Search code examples
distributed

Why are quorum reads and writes with read repair not linearizable


From designing data intensive applications:

Cassandra does wait for read repair to complete on quorum reads [27], but it loses linearizability if there are multiple concurrent writes to the same key, due to its use of last-write-wins conflict resolution.

I've read elsewhere that read repair needs to be atomic in order to make the system linearizable

However in Martin kleppmann's youtube series, he states read repairs on quorum reads and writes are linearizable.

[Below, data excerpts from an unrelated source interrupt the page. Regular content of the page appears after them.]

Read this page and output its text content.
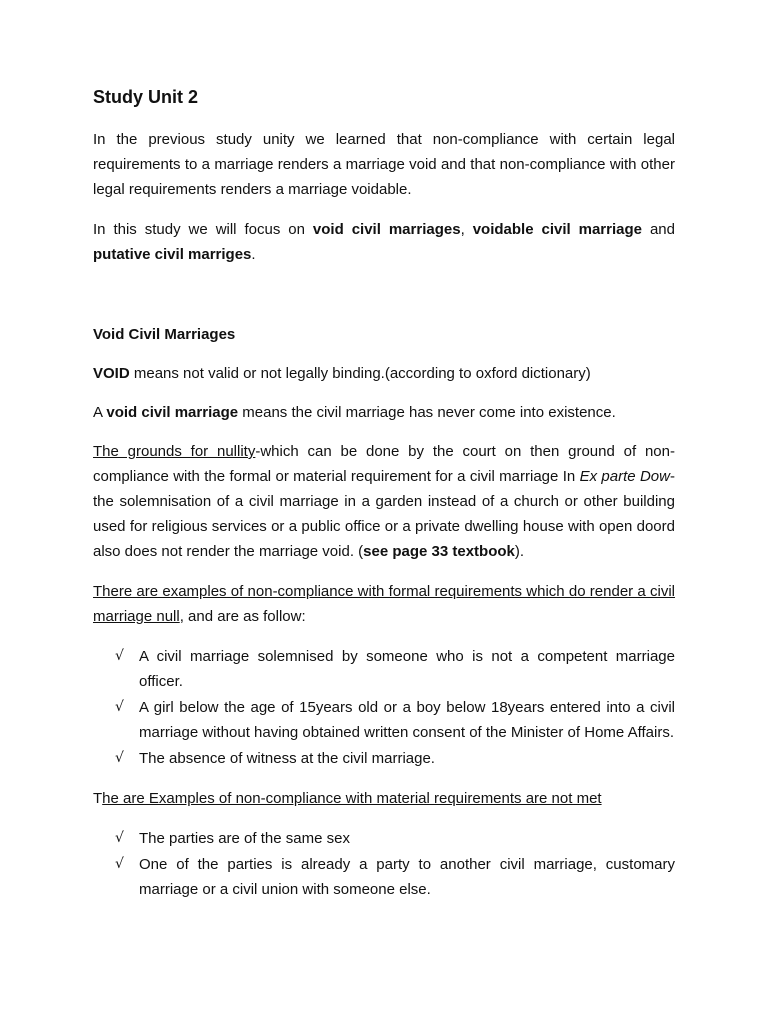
Study Unit 2

In the previous study unity we learned that non-compliance with certain legal requirements to a marriage renders a marriage void and that non-compliance with other legal requirements renders a marriage voidable.

In this study we will focus on void civil marriages, voidable civil marriage and putative civil marriges.

Void Civil Marriages

VOID means not valid or not legally binding.(according to oxford dictionary)

A void civil marriage means the civil marriage has never come into existence.

The grounds for nullity-which can be done by the court on then ground of non-compliance with the formal or material requirement for a civil marriage In Ex parte Dow- the solemnisation of a civil marriage in a garden instead of a church or other building used for religious services or a public office or a private dwelling house with open doord also does not render the marriage void. (see page 33 textbook).

There are examples of non-compliance with formal requirements which do render a civil marriage null, and are as follow:

√ A civil marriage solemnised by someone who is not a competent marriage officer.
√ A girl below the age of 15years old or a boy below 18years entered into a civil marriage without having obtained written consent of the Minister of Home Affairs.
√ The absence of witness at the civil marriage.

The are Examples of non-compliance with material requirements are not met

√ The parties are of the same sex
√ One of the parties is already a party to another civil marriage, customary marriage or a civil union with someone else.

I'm confused by this, actually intuitively it makes sense that read repairs are linearizable even if they are not atomic because it delays the read response back to the client, causing the conflicting read to be concurrent with other reads.

The downside of a system like this that I see are that concurrent writes can be dropped while sending back a success msg to the client.


Solution

  • Writes in this kind of "non-Paxos/Raft" systems provide much less consistency due to the fact that these writes are not atomic. While some particular write has not finished some nodes may have saved a new value already, while others - not; it could be also due to the fact that multiple concurrent writes are in progress - hence, the whole system is (temporarily, of course) inconsistent and eventually (hopefully!) will become consistent again by applying the recovery strategy you mentioned correctly.

    That would have been different (and inherently significantly slower) with Paxos or Raft in place. Having either one orchestrating each write transaction would have made writes atomic and the issues would've gone once and forever (provided, a Paxos or Raft implementation is correct enough, which is by itself a nontrivial code to write and tenfold so to test).

    So, in short, once write has completed successfully, the system behaves exactly as you'd expect it to; however, while writing is in progress or overlaps with a concurrent conflicting writing or simply failed - all sort of typical-for-the-eventually-consistent-paradigm problems arise and bring a fair amount of chaos with them. Please read this post for more details.


    Hope I understood your question well and the answer I gave is appropriate; if not, then please ask more precise question.